Sculptor Peter Webster, whose original life-sized £25,000 statue of the Brighton-born middle distance runner was stolen from the city's Preston Park in September, agreed to make a one-off likeness of the athlete's face for ITV1's Tonight With Trevor McDonald programme.
A metal merchants took the bait and bought the artwork as scrap for just £30 while being secretly filmed, despite the undercover reporter telling them that it was part of the stolen statue.
The 30-stone figure was hacked from its plinth almost five months ago at the park where Ovett used to train.
Police believed it was stolen to melt down for scrap.
Mr Webster said he was surprised the scrap dealer who bought the new face he sculpted did not question the Tonight team about where it had come from because handling stolen goods was a criminal offence.
He said: "The sculpture itself has been in the national and regional press, so you would have thought that people would raise some questions about why parts of an athlete, a face, are being sold."

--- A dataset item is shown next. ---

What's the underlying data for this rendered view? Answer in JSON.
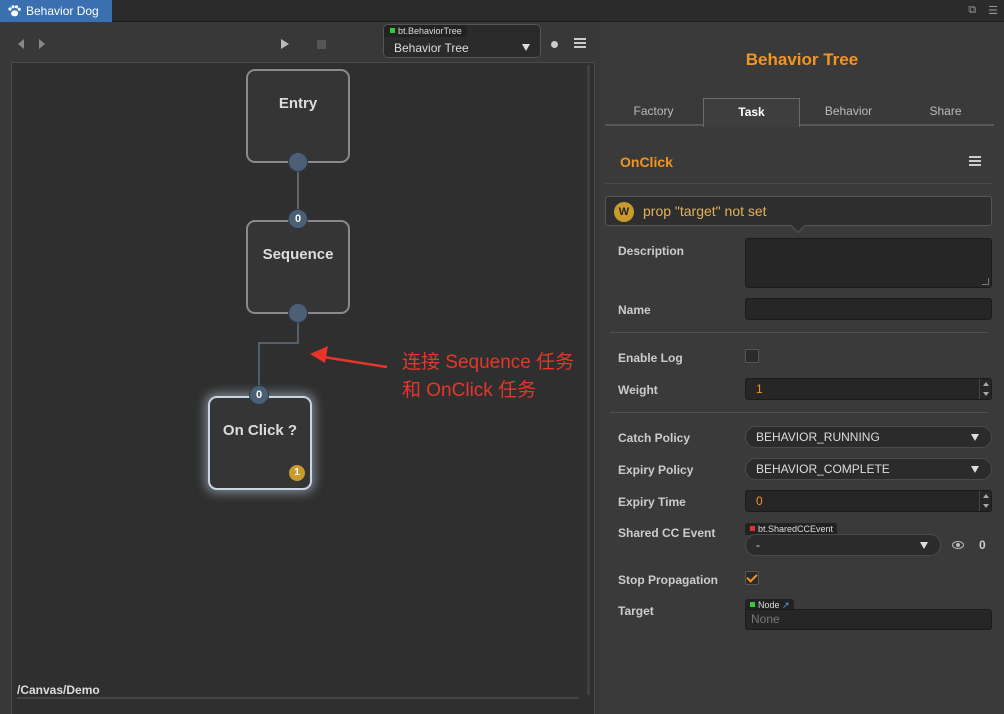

Speaking about the theft of the original statue, Mr Webster, of Preston Circus, Brighton, added: "It was upsetting. I was bitterly disappointed about it and felt disbelief because of the amount of work that I had put into it and the fact that it was a sculpture for Brighton.
"Steve is very much associated with Brighton and that part of the park as well because that's where he used to train."
Mr Webster spent four years creating the statue, which was unveiled in 1987.
The TV documentary, which is broadcast tonight, discovered that metal theft has increased by 170 per cent in parts of the UK in the last year alone because demand for lead is at a 27-year high and copper has quadrupled in price in two years.
British Transport Police told the Tonight programme that it was their biggest problem after terrorism and that they had set up a national taskforce to tackle it.
Railway cable theft is costing the rail companies millions of pounds and caused commuters 240,000 minutes of delays to their journeys in 2007.
Thieves are targeting lead roofs and even graveyards and crematoriums to steal metal.
Tonight used hidden cameras to film at four licensed and registered scrap yards in the West Midlands to sell them a series of dubious metal items from "the back of a lorry", including brass doorknobs, road signs, drain covers and even an entire bus shelter, as well as the figure of Ovett, who won the gold medal in the "race of the century", the 800 metres at the 1980 Moscow Olympics against arch-rival Sebastian Coe.
Under the trade's regulations, licensed scrap dealers must take down the name, address and vehicle registration of every person that sells them goods, but Tonight found that this practice was not always followed.
The undercover reporter was not challenged by any of the four scrap yards about where his goods had come from.
Concerns over the high rate of metal thefts have prompted calls for new legislation to encourage scrap yards, where the thieves sell their goods, to keep a better record of their suppliers.
Sgt Mark Seales, of British Transport Police, told Tonight: "It's a lucrative business, there's a lot of money in it, and obviously there will be some people who will take things, no questions asked."
The identities of the four scrap yards targeted, including the one that bought the Ovett replica, will be revealed on the programme.
Tonight: The Great Drain Robbery is on ITV1 at 8pm today.